A noite desse domingo (11) marcou um feito inédito para o cinema nacional: Wagner Moura consagrou-se como o primeiro artista do país a conquistar o troféu de Melhor Ator em Filme de Drama no Globo de Ouro. Entretanto, a aclamação em solo americano foi acompanhada por duras críticas do deputado Mario Frias (PL/SP), que atacou o intérprete, alegando que ele é “sustentado por um Estado corrupto”.
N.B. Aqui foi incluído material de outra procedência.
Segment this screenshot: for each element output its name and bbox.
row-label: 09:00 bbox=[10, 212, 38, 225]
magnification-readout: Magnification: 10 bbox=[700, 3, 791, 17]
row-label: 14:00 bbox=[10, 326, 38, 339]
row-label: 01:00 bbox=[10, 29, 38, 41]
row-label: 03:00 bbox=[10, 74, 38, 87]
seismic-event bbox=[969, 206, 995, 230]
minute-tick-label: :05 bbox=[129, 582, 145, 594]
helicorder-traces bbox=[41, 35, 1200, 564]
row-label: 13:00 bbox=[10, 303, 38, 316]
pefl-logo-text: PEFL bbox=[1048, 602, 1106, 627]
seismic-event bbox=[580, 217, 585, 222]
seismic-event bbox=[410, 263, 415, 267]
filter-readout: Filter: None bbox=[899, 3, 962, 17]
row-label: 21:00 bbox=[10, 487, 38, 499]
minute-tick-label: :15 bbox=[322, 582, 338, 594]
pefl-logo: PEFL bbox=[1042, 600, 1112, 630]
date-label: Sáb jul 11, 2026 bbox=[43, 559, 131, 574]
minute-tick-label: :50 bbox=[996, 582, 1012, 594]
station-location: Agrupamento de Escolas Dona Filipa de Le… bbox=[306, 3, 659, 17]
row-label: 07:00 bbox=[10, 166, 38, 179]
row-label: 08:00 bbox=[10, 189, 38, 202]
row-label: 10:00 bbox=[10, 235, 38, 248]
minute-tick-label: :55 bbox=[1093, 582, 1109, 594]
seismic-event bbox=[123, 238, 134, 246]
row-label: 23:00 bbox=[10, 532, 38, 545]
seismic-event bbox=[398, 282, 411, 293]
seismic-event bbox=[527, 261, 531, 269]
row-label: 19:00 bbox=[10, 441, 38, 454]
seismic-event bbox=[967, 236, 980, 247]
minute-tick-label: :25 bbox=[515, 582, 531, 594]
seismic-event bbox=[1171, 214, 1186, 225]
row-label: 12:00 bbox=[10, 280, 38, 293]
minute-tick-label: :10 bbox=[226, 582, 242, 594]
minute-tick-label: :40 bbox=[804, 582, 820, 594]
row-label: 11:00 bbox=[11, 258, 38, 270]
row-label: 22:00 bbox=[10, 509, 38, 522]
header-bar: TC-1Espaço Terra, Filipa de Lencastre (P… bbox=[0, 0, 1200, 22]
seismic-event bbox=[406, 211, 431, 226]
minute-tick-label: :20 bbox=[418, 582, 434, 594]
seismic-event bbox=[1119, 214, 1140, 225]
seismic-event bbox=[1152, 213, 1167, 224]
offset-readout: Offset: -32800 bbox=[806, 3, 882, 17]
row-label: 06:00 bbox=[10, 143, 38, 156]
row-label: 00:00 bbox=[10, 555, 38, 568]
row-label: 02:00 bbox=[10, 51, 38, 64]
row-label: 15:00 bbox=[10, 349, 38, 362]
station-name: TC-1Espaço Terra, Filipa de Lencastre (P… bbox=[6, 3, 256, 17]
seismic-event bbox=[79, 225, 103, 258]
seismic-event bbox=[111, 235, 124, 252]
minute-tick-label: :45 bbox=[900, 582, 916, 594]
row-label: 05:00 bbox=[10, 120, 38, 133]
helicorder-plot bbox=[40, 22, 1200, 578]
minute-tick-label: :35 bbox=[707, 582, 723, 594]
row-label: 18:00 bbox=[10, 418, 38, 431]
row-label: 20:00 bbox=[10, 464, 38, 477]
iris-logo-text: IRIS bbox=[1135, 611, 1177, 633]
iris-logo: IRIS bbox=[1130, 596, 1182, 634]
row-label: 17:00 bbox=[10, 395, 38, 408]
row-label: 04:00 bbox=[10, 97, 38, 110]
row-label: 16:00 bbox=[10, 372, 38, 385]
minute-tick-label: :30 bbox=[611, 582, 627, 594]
Através de suas redes sociais, o parlamentar e ex-integrante do elenco de Malhação acusou Moura de endossar regimes autoritários, mencionando inclusive a gestão atual do Brasil. Segundo Frias, o premiado ator “apoia ditaduras”:

“Esse sujeito posa de defensor da democracia enquanto apoia ditaduras como as de Maduro, Chávez e Lula, além de políticos que flertam abertamente com autoritarismo”, disparou o deputado.

A ofensiva continuou com críticas ao estilo de vida e às alianças políticas do protagonista de O Agente Secreto. Frias argumentou que o baiano “discursa contra o fascismo, mas se cala diante do fato de que é sustentado por um Estado corrupto e violento, que rouba dos mais pobres enquanto seus amigos bilionários, banqueiros e grandes empresários sugam até o último centavo do povo”.

O congressista, fiel aliado de Jair Bolsonaro, sugeriu ainda que o reconhecimento internacional é utilizado apenas como ferramenta de marketing pessoal: “Finge-se de revolucionário usando o nome do Brasil no exterior apenas para autopromoção. Ignora deliberadamente a existência de presos políticos morrendo na cadeia por crimes que sequer existem na Constituição”.

Ao finalizar sua investida, Mario Frias acusou Moura de hipocrisia econômica, afirmando que o ator transforma “discurso político em negócio lucrativo”:

“Critica a censura, mas vive confortavelmente nos Estados Unidos, usufruindo das liberdades do capitalismo que despreza, enquanto tenta impor ao próprio povo um ‘comunismo caviar’ que jamais aceitaria para si. No fim, não passa de um frango travestido de virtude: alguém que confunde caráter com performance moral e transforma discurso político em negócio lucrativo.”

Apesar da polarização política, a vitória de Wagner Moura deve-se ao seu papel no longa-metragem O Agente Secreto, dirigido por Kleber Mendonça Filho. A obra, situada nos anos 70, mergulha nas sombras da repressão militar brasileira a partir do Golpe de 64. Além da distinção individual, a produção garantiu o prêmio de Melhor Filme em Língua Não Inglesa, estabelecendo um recorde: é a primeira vez que o Brasil arremata duas estatuetas em uma única cerimônia do Globo de Ouro.